At 213 meters below sea level, it is the lowest freshwater lake on Earth and the second lowest point in the world after the Dead Sea; it is fed by underground springs, but it mains source is the Jordan River (Hebrew: Yarden >Yarad Dan = comes from the Dan), which flows through it from north to south. The bottom of the lake is dark basalt sand, that is why the water of Kinneret is of dark blue color when you look at it from a distance. The Sea of Galilee can quickly become transformed by a violent storm. Winds funnel through the east-
west aligned Galilee hill country and stir up the waters quickly. More violent are the winds that come off the hills of the Golan Heights to the east. Trapped in the basin, the winds can be deadly to fishermen. Twenty-two species of fish are found in the lake. The Via Maris (“Maritime Route”) passed its shores contributing to the wealth of the cities. In fact, Egyptian documents mention the hot springs on the shores of Lake Kinneret and their beneficial effects. In the period of the Roman occupation, King Herod received the city of Hippos (Susitha), which bordered on the east of the lake, and Herod’s sons, Antipas and Philip, founded the cities of Tiberias and Julias (Bethsaida). Tiberias plays an important role in Jewish history.
It was part of the land bequeathed to Naphtali (Joshua 19:35). The Sanhedrin (the High Court of Israel during the period of the Second Temple) relocated to Tiberias from Sepphoris.

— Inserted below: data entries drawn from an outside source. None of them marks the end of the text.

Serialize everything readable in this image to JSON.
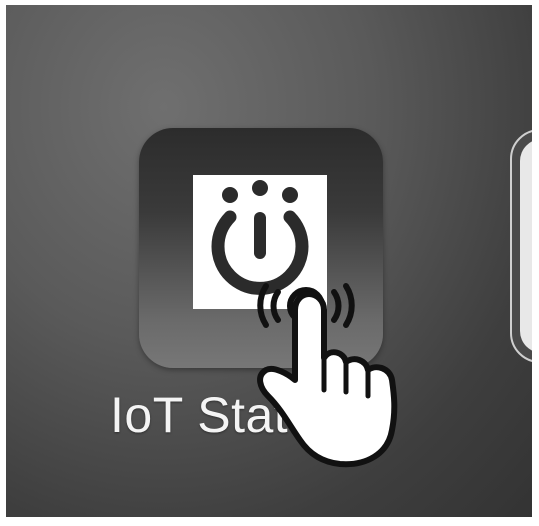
{
  "homescreen": {
    "apps": [
      {
        "label": "IoT Station",
        "icon": "power-dots-logo-icon"
      }
    ]
  },
  "overlay": {
    "gesture_icon": "tap-hand-icon"
  },
  "colors": {
    "background": "#555555",
    "tile": "#3a3a3a",
    "logo_bg": "#ffffff",
    "logo_mark": "#2b2b2b",
    "label": "#f4f4f4"
  }
}
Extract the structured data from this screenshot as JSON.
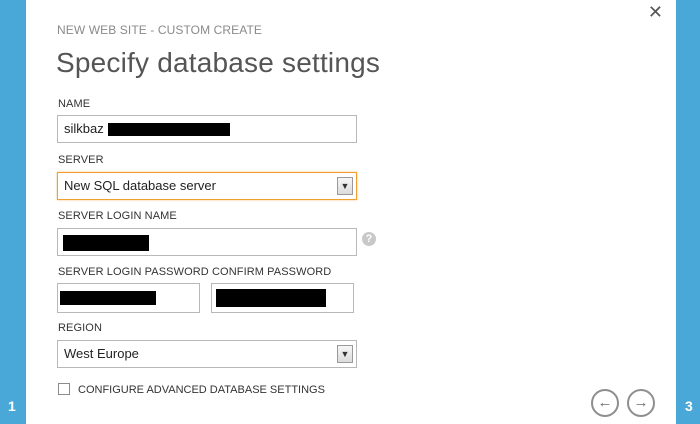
{
  "steps": {
    "left": "1",
    "right": "3"
  },
  "icons": {
    "close": "close-icon",
    "help": "help-icon",
    "back": "arrow-left-icon",
    "next": "arrow-right-icon"
  },
  "header": {
    "subtitle": "NEW WEB SITE - CUSTOM CREATE",
    "title": "Specify database settings"
  },
  "form": {
    "name_label": "NAME",
    "name_value": "silkbaz",
    "server_label": "SERVER",
    "server_value": "New SQL database server",
    "login_label": "SERVER LOGIN NAME",
    "password_label": "SERVER LOGIN PASSWORD",
    "confirm_label": "CONFIRM PASSWORD",
    "region_label": "REGION",
    "region_value": "West Europe",
    "advanced_label": "CONFIGURE ADVANCED DATABASE SETTINGS"
  },
  "colors": {
    "side_bar": "#4aa8d8",
    "focus_border": "#f0a030"
  }
}
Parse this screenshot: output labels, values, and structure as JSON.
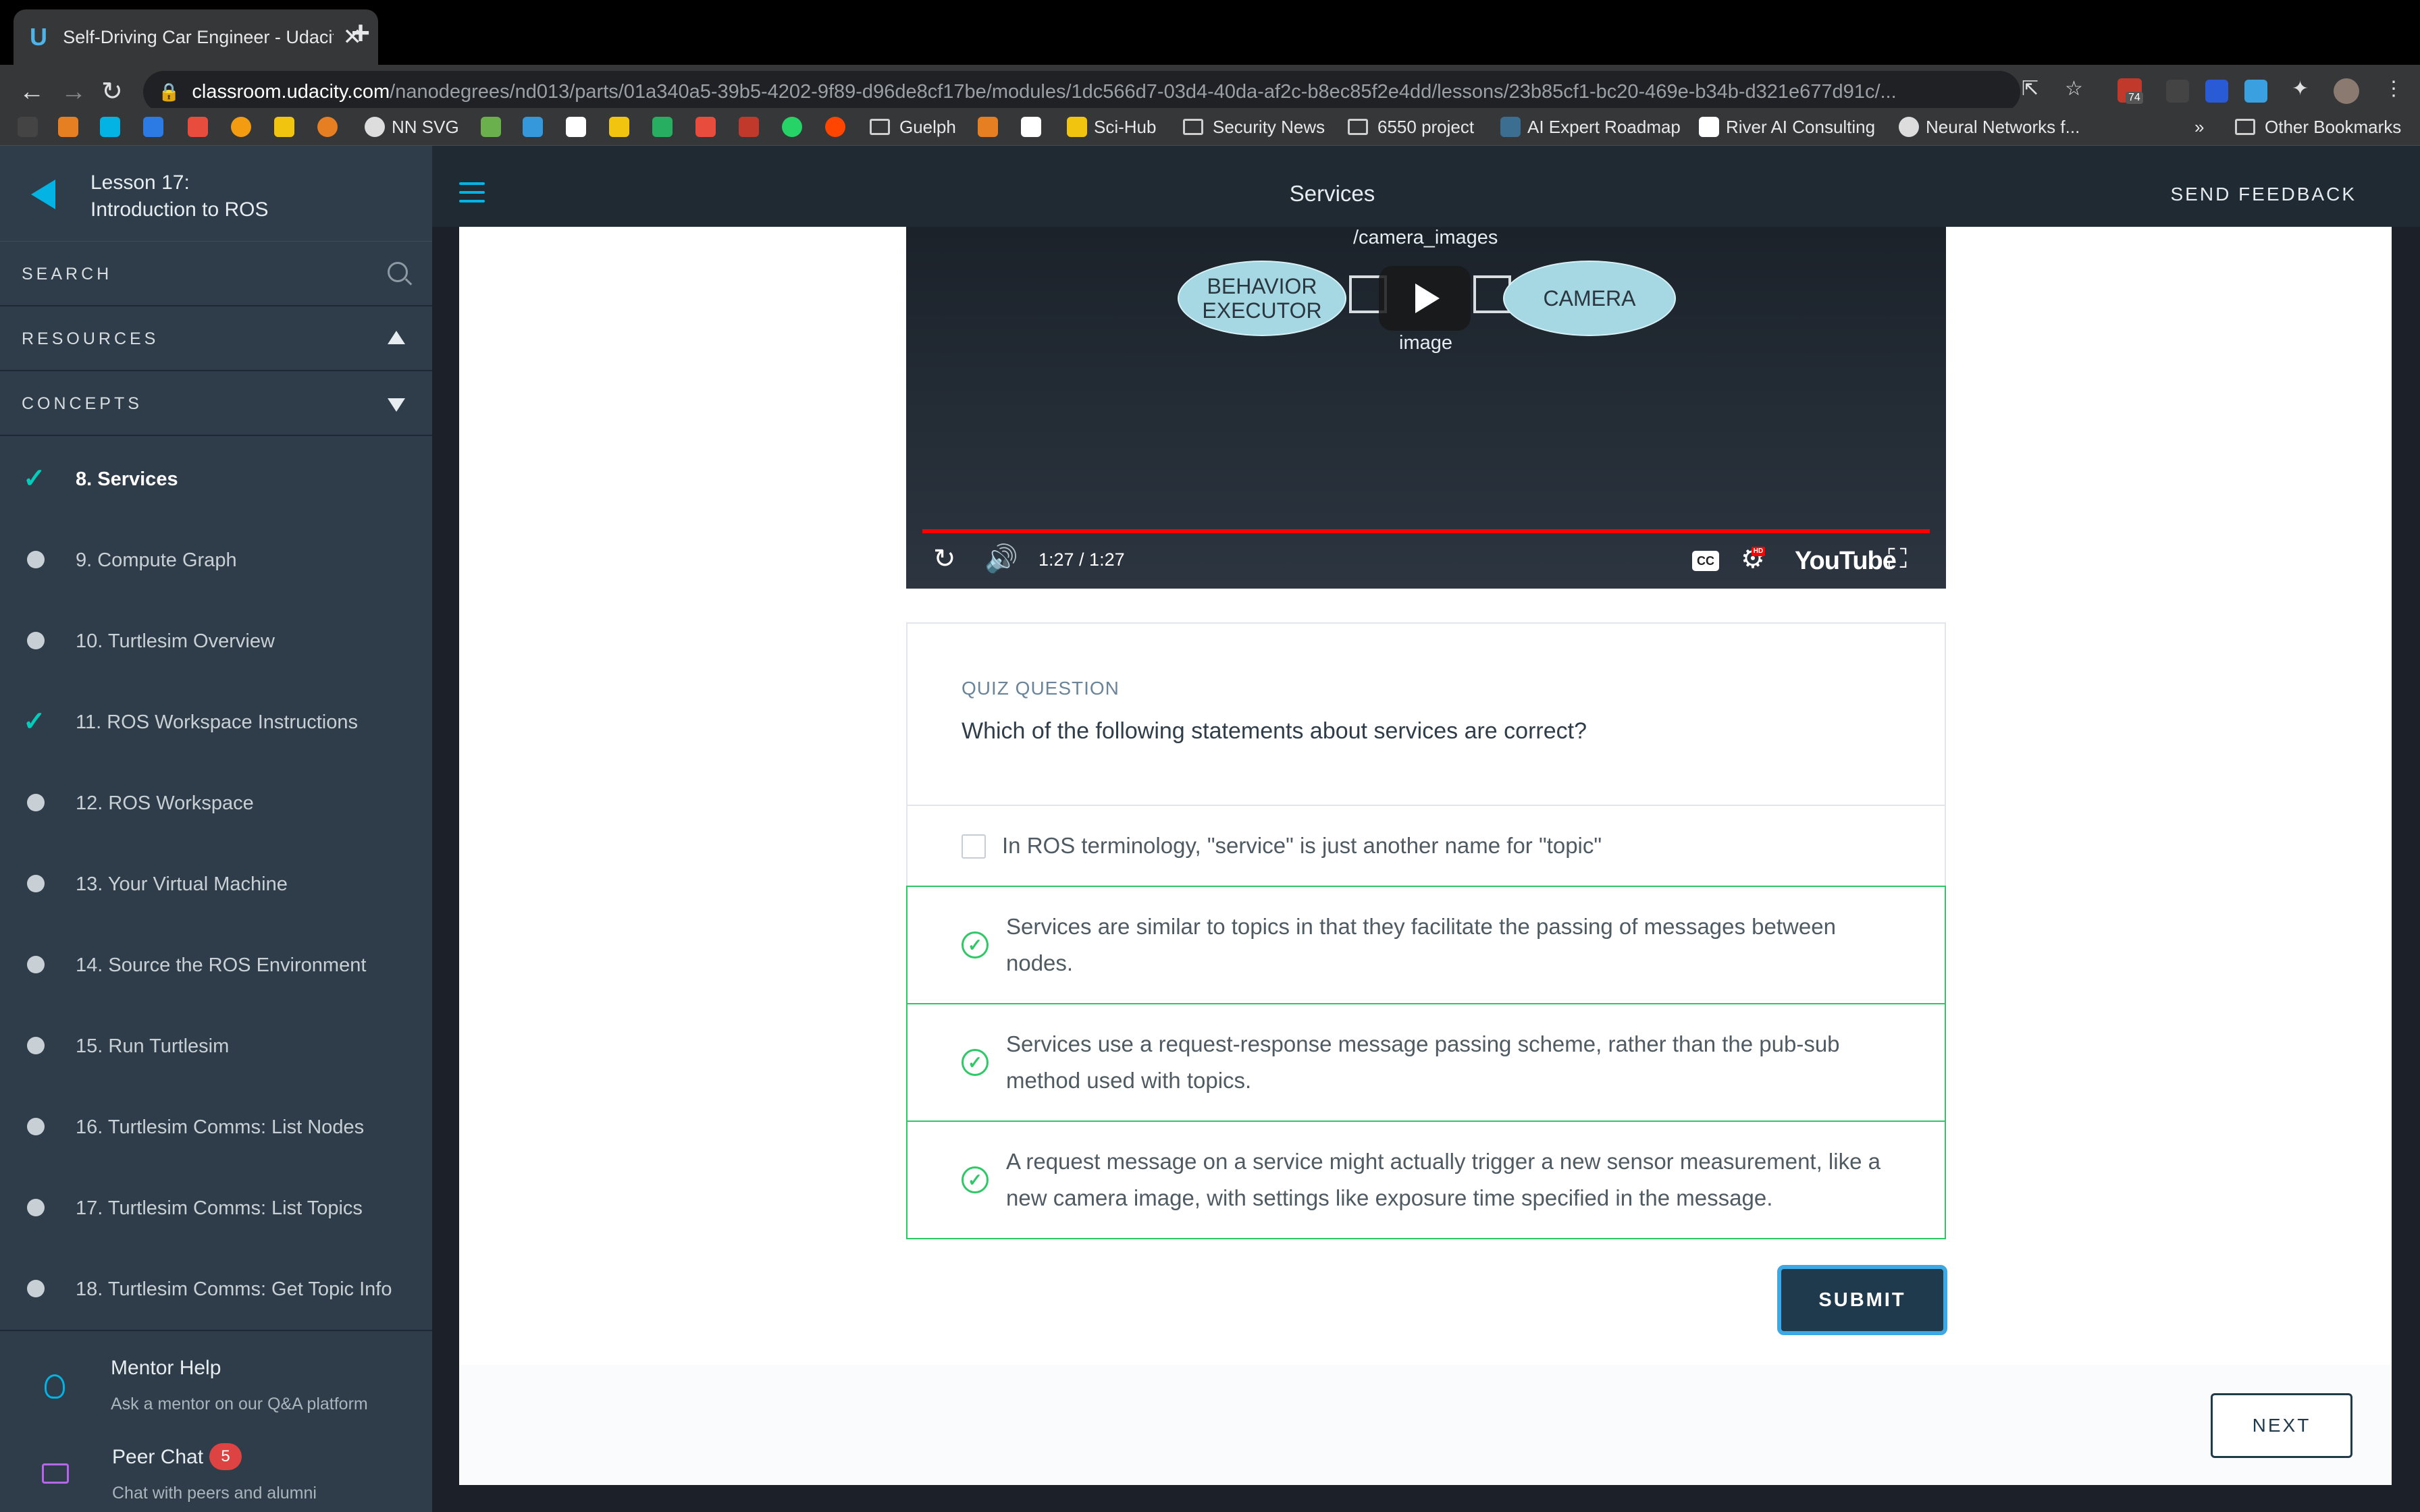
{
  "browser": {
    "tab_title": "Self-Driving Car Engineer - Udacity",
    "url_host": "classroom.udacity.com",
    "url_path": "/nanodegrees/nd013/parts/01a340a5-39b5-4202-9f89-d96de8cf17be/modules/1dc566d7-03d4-40da-af2c-b8ec85f2e4dd/lessons/23b85cf1-bc20-469e-b34b-d321e677d91c/...",
    "extension_badge": "74",
    "bookmarks": [
      "NN SVG",
      "Guelph",
      "Sci-Hub",
      "Security News",
      "6550 project",
      "AI Expert Roadmap",
      "River AI Consulting",
      "Neural Networks f..."
    ],
    "overflow_label": "»",
    "other_bookmarks": "Other Bookmarks"
  },
  "sidebar": {
    "lesson_number": "Lesson 17:",
    "lesson_title": "Introduction to ROS",
    "search_label": "SEARCH",
    "resources_label": "RESOURCES",
    "concepts_label": "CONCEPTS",
    "concepts": [
      {
        "label": "8. Services",
        "status": "complete",
        "active": true
      },
      {
        "label": "9. Compute Graph",
        "status": "incomplete"
      },
      {
        "label": "10. Turtlesim Overview",
        "status": "incomplete"
      },
      {
        "label": "11. ROS Workspace Instructions",
        "status": "complete"
      },
      {
        "label": "12. ROS Workspace",
        "status": "incomplete"
      },
      {
        "label": "13. Your Virtual Machine",
        "status": "incomplete"
      },
      {
        "label": "14. Source the ROS Environment",
        "status": "incomplete"
      },
      {
        "label": "15. Run Turtlesim",
        "status": "incomplete"
      },
      {
        "label": "16. Turtlesim Comms: List Nodes",
        "status": "incomplete"
      },
      {
        "label": "17. Turtlesim Comms: List Topics",
        "status": "incomplete"
      },
      {
        "label": "18. Turtlesim Comms: Get Topic Info",
        "status": "incomplete"
      }
    ],
    "mentor_title": "Mentor Help",
    "mentor_subtitle": "Ask a mentor on our Q&A platform",
    "peer_title": "Peer Chat",
    "peer_badge": "5",
    "peer_subtitle": "Chat with peers and alumni"
  },
  "header": {
    "title": "Services",
    "feedback_label": "SEND FEEDBACK"
  },
  "video": {
    "topic_label": "/camera_images",
    "left_node": "BEHAVIOR EXECUTOR",
    "right_node": "CAMERA",
    "message_label": "image",
    "time": "1:27 / 1:27",
    "progress": 1.0,
    "youtube_label": "YouTube",
    "cc_label": "CC",
    "hd_label": "HD"
  },
  "quiz": {
    "kicker": "QUIZ QUESTION",
    "question": "Which of the following statements about services are correct?",
    "options": [
      {
        "text": "In ROS terminology, \"service\" is just another name for \"topic\"",
        "selected": false
      },
      {
        "text": "Services are similar to topics in that they facilitate the passing of messages between nodes.",
        "selected": true
      },
      {
        "text": "Services use a request-response message passing scheme, rather than the pub-sub method used with topics.",
        "selected": true
      },
      {
        "text": "A request message on a service might actually trigger a new sensor measurement, like a new camera image, with settings like exposure time specified in the message.",
        "selected": true
      }
    ],
    "submit_label": "SUBMIT",
    "next_label": "NEXT"
  },
  "colors": {
    "accent": "#02b3e4",
    "complete": "#02ccba",
    "selected_border": "#2ec866",
    "sidebar_bg": "#2e3d49",
    "nav_bg": "#1f2a33"
  }
}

In the Mishnaic and Talmudic period, Tiberias was an important spiritual center. The Mishna was completed in Tiberias in 200 C.E. under the supervision of Rabbi Yehuda Ha-Nasi (“Judah the Prince”). The Jerusalem Talmud was compiled in 400 C.E. After his death in 1204, the great Jewish sage Maimonides was buried in Tiberias. His tomb is on Ben Zakkai Street, a short distance from the town center. The street’s namesake, Rabbi Yochanan ben Zakkai, is also believed to be buried nearby. Yet another shrine is the Tomb of Rabbi Akiva.
Moreover, it was also during the Roman period that the Lake Kinneret region served as the setting of Jesus’ preaching, and later as the center of his apostles’ activities. As a result, many churches were later built on these same shores, including Capernaum, home to at least five of the twelve disciples. The Church of the Beatitudes is said to be where the Sermon of the Mount was preached and Tabgha
believed to be the site where Jesus fed 5,000 followers from “five loaves of bread and two fishes”, the place is called the Church of Multiplication. The nearby lakeside town of Migdal is the hometown of Mary Magdalene.The crusaders fought to control the lake area because of its historic connections with Christianity. The New Testament refers to the lake as the Sea of Galilee and the Sea of Gennesareth.
In the modern era, the first collective settlements (kibbutzim) in the modern Jewish State were established in the southwest corner of the Sea of Galilee. Among them was Kibbutz Degania, forerunner of the hundreds of settlements that were yet to come.